When I started this blog, I figured I’d mostly write about math topics, but lots of other things have crept in. A big one is music.
There’s general agreement that math skills and music skills overlap in some deep way, but for a long time I had a hard time putting my finger on exactly where (perhaps because I have pretty good math skills, but am very deficient in music skills). The applications of math in music theory (arithmetic mod 12; going up an octave = doubling the frequency of a sound wave = cutting the length of a vibrating guitar string in half on a fretboard) are very nice, but I never felt like they were getting to the heart of the matter.

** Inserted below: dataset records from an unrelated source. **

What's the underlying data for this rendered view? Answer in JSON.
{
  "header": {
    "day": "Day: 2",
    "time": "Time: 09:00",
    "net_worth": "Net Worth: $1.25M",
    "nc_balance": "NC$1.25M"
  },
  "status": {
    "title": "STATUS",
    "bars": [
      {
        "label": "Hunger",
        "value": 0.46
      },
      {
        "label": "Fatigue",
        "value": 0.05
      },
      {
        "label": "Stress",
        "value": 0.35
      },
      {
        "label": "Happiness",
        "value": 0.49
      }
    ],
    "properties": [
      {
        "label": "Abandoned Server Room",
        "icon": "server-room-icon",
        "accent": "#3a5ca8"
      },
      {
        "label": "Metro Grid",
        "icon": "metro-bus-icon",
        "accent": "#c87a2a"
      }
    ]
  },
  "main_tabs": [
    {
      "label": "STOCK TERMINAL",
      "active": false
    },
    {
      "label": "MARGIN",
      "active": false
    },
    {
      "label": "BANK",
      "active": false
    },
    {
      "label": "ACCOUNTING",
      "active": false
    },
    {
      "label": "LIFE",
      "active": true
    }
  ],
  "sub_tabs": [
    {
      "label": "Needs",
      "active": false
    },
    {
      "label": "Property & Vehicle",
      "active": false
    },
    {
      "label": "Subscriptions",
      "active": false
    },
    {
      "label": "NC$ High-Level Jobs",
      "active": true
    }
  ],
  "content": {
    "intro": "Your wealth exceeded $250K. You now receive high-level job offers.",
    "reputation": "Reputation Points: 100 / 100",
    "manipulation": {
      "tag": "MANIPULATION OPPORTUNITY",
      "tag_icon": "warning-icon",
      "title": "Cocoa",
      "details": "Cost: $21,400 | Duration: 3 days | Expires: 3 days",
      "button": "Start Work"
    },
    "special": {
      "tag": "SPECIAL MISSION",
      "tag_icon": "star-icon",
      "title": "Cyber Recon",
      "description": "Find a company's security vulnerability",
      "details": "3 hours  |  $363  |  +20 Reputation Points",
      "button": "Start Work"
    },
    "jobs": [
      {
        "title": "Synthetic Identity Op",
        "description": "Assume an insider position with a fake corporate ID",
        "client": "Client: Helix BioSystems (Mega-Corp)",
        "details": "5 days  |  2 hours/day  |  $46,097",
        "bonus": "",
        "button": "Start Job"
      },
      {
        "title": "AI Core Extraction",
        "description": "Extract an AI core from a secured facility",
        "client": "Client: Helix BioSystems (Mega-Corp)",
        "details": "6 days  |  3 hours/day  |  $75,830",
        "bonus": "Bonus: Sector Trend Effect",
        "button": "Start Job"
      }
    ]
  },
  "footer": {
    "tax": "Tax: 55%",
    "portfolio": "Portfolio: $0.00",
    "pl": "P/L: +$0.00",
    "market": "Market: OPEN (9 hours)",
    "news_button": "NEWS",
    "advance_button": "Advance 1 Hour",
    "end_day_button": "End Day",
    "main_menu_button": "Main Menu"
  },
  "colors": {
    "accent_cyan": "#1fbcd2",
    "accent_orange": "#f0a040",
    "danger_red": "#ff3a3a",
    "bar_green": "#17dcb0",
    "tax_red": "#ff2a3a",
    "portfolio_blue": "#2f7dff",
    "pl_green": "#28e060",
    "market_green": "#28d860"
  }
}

Here’s what finally got me there. It’s hard to define exactly what math is, but here’s one definition I’ve gotten to like over the years (I believe it’s due to Andy Gleason):
Mathematics is the science of order and mathematicians seek to identify instances of order and to formulate and understand concepts that enable us to perceive order in complicated situations.
I.e., it’s not just about numbers! There’s also geometry (finding order in space), functions and correspondences (finding order by finding rules that relate one kind of thing to another), and a lot more. It’s an inclusive, generous definition, by which I mean that it lets many notions in, and helps explain how, and to what extent, those notions are actually mathematical.
Not accidentally, it echoes Varese’s equally generous definition of music:
Music is organized sound.
Finding order, organizing things, organizing sound. When you think about it that way, of course music is mathematical.